The world’s first international conservation organisation, the International Council for Bird Preservation (the forerunner of BirdLife International) was founded in 1922 . But international cooperation first gained real momentum with the founding of the International Union for Conservation of Nature (IUCN) in 1948.
Since then many other important organisations have been established. One of the best known is WWF, originally the World Wildlife Fund, which started up in 1960.
Continued international cooperation has resulted in the adoption of a number of international conventions, which are legally binding for countries that become parties to them.
Some of the most important environmental conventions are the 1975 Ramsar Convention on Wetlands and the 1979 Bern Convention on the Conservation of European Wildlife and Natural Habitats. Norway has 37 sites on the Ramsar list of wetlands.
One of the obligations the parties to the Bern Convention have undertaken is to set up a network of “areas of special conservation interest”, called the Emerald Network. Many of Norway’s protected areas qualify for inclusion in the network. Norway is in the process of drawing up a proposal for which of them should be included. For more information see the link to the report on the pilot project in the column on the right.

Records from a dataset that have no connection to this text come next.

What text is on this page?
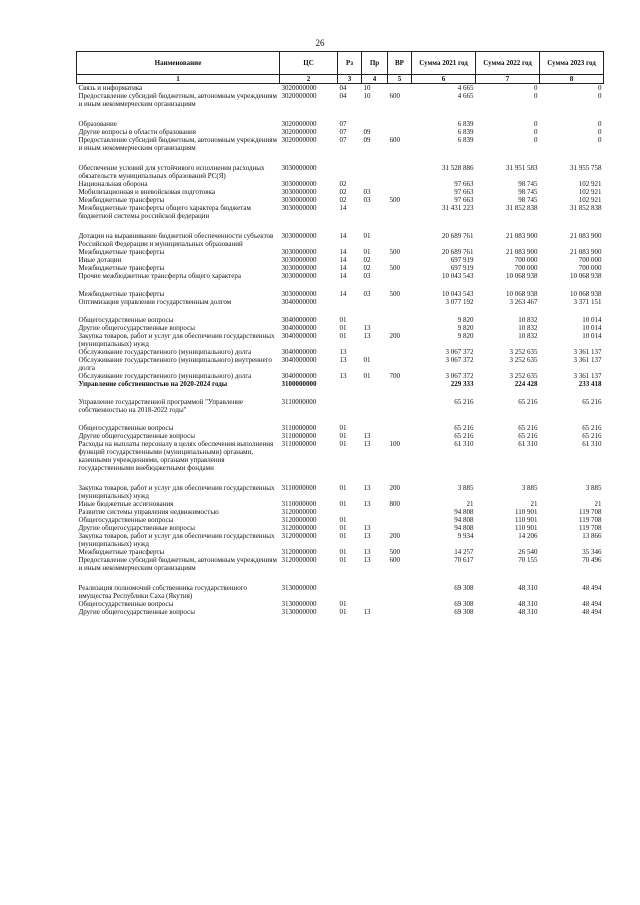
26
Наименование	ЦС	Рз	Пр	ВР	Сумма 2021 год	Сумма 2022 год	Сумма 2023 год
1	2	3	4	5	6	7	8
Связь и информатика	3020000000	04	10		4 665	0	0
Предоставление субсидий бюджетным, автономным учреждениям и иным некоммерческим организациям	3020000000	04	10	600	4 665	0	0

Образование	3020000000	07			6 839	0	0
Другие вопросы в области образования	3020000000	07	09		6 839	0	0
Предоставление субсидий бюджетным, автономным учреждениям и иным некоммерческим организациям	3020000000	07	09	600	6 839	0	0

Обеспечение условий для устойчивого исполнения расходных обязательств муниципальных образований РС(Я)	3030000000				31 528 886	31 951 583	31 955 758
Национальная оборона	3030000000	02			97 663	98 745	102 921
Мобилизационная и вневойсковая подготовка	3030000000	02	03		97 663	98 745	102 921
Межбюджетные трансферты	3030000000	02	03	500	97 663	98 745	102 921
Межбюджетные трансферты общего характера бюджетам бюджетной системы российской федерации	3030000000	14			31 431 223	31 852 838	31 852 838

Дотации на выравнивание бюджетной обеспеченности субъектов Российской Федерации и муниципальных образований	3030000000	14	01		20 689 761	21 083 900	21 083 900
Межбюджетные трансферты	3030000000	14	01	500	20 689 761	21 083 900	21 083 900
Иные дотации	3030000000	14	02		697 919	700 000	700 000
Межбюджетные трансферты	3030000000	14	02	500	697 919	700 000	700 000
Прочие межбюджетные трансферты общего характера	3030000000	14	03		10 043 543	10 068 938	10 068 938

Межбюджетные трансферты	3030000000	14	03	500	10 043 543	10 068 938	10 068 938
Оптимизация управления государственным долгом	3040000000				3 077 192	3 263 467	3 371 151

Общегосударственные вопросы	3040000000	01			9 820	10 832	10 014
Другие общегосударственные вопросы	3040000000	01	13		9 820	10 832	10 014
Закупка товаров, работ и услуг для обеспечения государственных (муниципальных) нужд	3040000000	01	13	200	9 820	10 832	10 014
Обслуживание государственного (муниципального) долга	3040000000	13			3 067 372	3 252 635	3 361 137
Обслуживание государственного (муниципального) внутреннего долга	3040000000	13	01		3 067 372	3 252 635	3 361 137
Обслуживание государственного (муниципального) долга	3040000000	13	01	700	3 067 372	3 252 635	3 361 137
Управление собственностью на 2020-2024 годы	3100000000				229 333	224 428	233 418

Управление государственной программой "Управление собственностью на 2018-2022 годы"	3110000000				65 216	65 216	65 216

Общегосударственные вопросы	3110000000	01			65 216	65 216	65 216
Другие общегосударственные вопросы	3110000000	01	13		65 216	65 216	65 216
Расходы на выплаты персоналу в целях обеспечения выполнения функций государственными (муниципальными) органами, казенными учреждениями, органами управления государственными внебюджетными фондами	3110000000	01	13	100	61 310	61 310	61 310

Закупка товаров, работ и услуг для обеспечения государственных (муниципальных) нужд	3110000000	01	13	200	3 885	3 885	3 885
Иные бюджетные ассигнования	3110000000	01	13	800	21	21	21
Развитие системы управления недвижимостью	3120000000				94 808	110 901	119 708
Общегосударственные вопросы	3120000000	01			94 808	110 901	119 708
Другие общегосударственные вопросы	3120000000	01	13		94 808	110 901	119 708
Закупка товаров, работ и услуг для обеспечения государственных (муниципальных) нужд	3120000000	01	13	200	9 934	14 206	13 866
Межбюджетные трансферты	3120000000	01	13	500	14 257	26 540	35 346
Предоставление субсидий бюджетным, автономным учреждениям и иным некоммерческим организациям	3120000000	01	13	600	70 617	70 155	70 496

Реализация полномочий собственника государственного имущества Республики Саха (Якутия)	3130000000				69 308	48 310	48 494
Общегосударственные вопросы	3130000000	01			69 308	48 310	48 494
Другие общегосударственные вопросы	3130000000	01	13		69 308	48 310	48 494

The 1975 World Heritage Convention is a global agreement on the protection of the world’s cultural and natural heritage. Norway has been a party to the convention since 1977, and there are seven Norwegian sites on the World Heritage List. At two of these sites, the Vega Archipelago (inscribed in 2004) and the West Norwegian Fjords – Geirangerfjord and Nærøyfjord (inscribed 2005) almost all of the area consists of national-level protected areas.